Despite a 16.4% annual increase in chicken prices, rotisserie chickens remain at $4.99 at Costco and BJ’s Wholesale Club. At Sam’s Club, they cost a penny less than that. Meijer is still selling its rotisserie chicken at $5.99, while Giant Eagle has kept it at $6.99 and Publix at $7.39.
There’s a strategy behind these stores’ decision to keep rotisserie chicken prices steady — and that says a lot about how grocers are trying to manage inflation while retaining customers.
Roast chicken is a popular item in supermarkets as it attracts customers to stores. Typically, customers shop around and buy more than just chicken for dinner when they visit.

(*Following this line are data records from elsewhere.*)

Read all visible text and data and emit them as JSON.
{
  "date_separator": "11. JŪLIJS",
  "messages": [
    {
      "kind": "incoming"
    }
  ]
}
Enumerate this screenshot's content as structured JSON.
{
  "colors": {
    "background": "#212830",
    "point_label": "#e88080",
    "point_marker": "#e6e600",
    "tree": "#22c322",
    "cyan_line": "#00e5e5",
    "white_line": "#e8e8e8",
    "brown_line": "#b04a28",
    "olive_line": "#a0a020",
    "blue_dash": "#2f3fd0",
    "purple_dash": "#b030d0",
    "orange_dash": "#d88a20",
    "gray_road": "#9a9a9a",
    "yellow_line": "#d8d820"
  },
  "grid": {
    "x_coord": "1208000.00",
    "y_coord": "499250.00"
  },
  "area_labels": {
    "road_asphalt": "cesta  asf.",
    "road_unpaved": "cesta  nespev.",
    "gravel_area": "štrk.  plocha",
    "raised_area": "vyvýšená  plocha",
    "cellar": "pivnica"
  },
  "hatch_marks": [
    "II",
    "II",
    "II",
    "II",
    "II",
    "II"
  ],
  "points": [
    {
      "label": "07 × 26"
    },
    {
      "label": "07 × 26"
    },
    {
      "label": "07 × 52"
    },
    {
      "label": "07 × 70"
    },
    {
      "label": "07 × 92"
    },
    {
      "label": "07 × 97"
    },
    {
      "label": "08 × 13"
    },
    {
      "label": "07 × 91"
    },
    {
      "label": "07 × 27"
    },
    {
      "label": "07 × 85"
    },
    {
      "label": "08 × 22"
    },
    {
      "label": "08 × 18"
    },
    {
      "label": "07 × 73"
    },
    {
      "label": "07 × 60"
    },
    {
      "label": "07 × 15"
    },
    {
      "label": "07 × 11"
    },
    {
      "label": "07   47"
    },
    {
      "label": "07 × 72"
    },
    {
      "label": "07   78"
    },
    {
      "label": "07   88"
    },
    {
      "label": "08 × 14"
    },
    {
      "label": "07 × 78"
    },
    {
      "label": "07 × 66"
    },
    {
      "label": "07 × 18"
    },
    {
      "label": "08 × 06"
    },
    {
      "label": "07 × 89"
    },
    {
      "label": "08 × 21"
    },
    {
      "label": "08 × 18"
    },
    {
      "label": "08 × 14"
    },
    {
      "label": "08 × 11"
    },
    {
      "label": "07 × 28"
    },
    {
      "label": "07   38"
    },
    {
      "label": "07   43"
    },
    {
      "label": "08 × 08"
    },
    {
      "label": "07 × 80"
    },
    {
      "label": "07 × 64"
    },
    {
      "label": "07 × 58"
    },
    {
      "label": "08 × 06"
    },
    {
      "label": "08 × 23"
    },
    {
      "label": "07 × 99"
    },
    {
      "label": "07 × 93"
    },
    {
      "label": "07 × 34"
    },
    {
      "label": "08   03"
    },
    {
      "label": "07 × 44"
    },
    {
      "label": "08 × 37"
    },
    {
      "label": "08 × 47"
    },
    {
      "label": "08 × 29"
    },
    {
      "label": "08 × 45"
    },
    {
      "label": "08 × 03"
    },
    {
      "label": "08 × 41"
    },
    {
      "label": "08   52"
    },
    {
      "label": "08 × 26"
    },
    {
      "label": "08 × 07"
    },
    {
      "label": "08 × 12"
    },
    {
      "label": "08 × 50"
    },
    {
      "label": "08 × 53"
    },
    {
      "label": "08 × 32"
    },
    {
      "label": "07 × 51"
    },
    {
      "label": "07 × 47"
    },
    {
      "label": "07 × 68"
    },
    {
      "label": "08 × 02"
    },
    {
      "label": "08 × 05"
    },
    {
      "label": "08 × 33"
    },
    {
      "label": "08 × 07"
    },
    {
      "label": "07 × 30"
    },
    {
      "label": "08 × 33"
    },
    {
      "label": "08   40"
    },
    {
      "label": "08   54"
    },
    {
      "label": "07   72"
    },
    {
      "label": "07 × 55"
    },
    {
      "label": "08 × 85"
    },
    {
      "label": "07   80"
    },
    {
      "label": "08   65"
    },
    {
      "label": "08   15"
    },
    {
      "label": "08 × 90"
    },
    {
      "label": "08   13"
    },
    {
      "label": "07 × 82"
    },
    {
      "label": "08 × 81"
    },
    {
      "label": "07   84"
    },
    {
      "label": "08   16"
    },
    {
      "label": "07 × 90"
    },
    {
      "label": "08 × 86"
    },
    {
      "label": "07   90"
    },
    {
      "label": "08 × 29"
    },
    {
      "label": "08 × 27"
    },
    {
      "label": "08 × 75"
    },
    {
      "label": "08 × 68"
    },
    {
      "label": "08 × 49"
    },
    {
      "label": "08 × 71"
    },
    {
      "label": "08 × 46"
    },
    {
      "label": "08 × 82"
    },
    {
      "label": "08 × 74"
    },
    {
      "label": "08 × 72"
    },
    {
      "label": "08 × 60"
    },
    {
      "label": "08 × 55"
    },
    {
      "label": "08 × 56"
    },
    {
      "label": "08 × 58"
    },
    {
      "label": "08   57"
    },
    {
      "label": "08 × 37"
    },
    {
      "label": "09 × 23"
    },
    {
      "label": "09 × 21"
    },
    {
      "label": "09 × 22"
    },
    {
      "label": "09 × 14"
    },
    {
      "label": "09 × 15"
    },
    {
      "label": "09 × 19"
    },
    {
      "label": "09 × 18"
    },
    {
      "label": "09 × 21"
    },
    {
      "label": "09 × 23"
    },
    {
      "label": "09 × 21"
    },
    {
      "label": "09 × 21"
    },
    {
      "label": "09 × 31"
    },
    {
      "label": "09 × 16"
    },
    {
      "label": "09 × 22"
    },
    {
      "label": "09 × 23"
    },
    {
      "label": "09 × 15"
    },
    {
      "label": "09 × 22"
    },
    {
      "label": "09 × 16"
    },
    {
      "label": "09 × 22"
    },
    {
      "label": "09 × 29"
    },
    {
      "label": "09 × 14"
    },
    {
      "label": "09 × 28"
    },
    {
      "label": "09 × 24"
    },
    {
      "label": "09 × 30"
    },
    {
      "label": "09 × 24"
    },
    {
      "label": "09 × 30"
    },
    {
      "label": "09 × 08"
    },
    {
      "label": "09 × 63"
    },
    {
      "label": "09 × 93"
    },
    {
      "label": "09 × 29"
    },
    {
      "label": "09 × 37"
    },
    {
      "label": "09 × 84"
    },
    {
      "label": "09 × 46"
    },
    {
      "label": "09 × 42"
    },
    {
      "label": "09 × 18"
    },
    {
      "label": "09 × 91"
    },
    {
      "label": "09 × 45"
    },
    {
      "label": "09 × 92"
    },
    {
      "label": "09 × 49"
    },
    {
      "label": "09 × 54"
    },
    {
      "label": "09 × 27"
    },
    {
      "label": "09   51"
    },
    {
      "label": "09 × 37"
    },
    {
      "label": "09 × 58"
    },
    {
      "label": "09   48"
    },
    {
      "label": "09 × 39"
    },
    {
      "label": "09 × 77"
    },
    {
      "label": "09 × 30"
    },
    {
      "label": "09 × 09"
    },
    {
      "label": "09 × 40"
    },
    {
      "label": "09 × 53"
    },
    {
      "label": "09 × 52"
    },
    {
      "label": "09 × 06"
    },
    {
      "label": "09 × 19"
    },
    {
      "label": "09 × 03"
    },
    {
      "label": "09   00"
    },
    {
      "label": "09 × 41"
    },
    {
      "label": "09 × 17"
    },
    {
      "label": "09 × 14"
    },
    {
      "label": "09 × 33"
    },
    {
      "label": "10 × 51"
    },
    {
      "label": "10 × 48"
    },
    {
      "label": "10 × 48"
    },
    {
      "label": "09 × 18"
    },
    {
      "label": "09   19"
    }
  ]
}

Companies want to stay competitive on rotisserie chicken prices and are prepared to lose money selling them even if production costs increase. It’s called a “loss leader” for a reason: stores can raise the prices of other goods to make up for those losses.
“Once (customers) are in the store, they can fill the rest of their shopping cart, which the store could make a higher margin on,” said Ernest Baskin, associate professor in the department of food marketing at Saint’s University. -Joseph.
Plus, shoppers know exactly how much their rotisserie chicken meal costs and they’ll notice an increase. Like the price of a gallon of milk or a carton of eggs, the price of a roast chicken helps define consumers’ overall perception of a store’s value. Improper pricing of rotisserie chickens could have far-reaching consequences.
BJ CEO Bob Eddy underscored the importance of this strategy last week: “We have continued to invest in our value proposition. A good example is our signature roast chicken,” he said during a presentation. an earnings call, later adding that even though BJ’s production costs for rotisserie chickens have jumped, the company has kept its prices firm because it’s “such an important thing for our members.”
Also at Giant Eagle, “our rotisserie chicken is a very popular center-of-the-plate dish,” spokesman Dan Donovan said. “We believe it is important to maintain a strong overall value for this item.”
Perhaps no chain is more closely tied to its rotisserie chickens than Costco, which has sold them for $4.99 for more than a decade — and sold 106 million last year. Costco places the chickens in the back of the store, hoping customers pick up the items on impulse as they pass pallets of merchandise en route to the rotisseries.
Keeping rotisserie chicken at $4.99 is such a big strategy for Costco that it built a $450 million poultry processing plant in Nebraska to supply its own poultry to stores. The factory, which opened in 2019, processes more than 100 million chickens a year.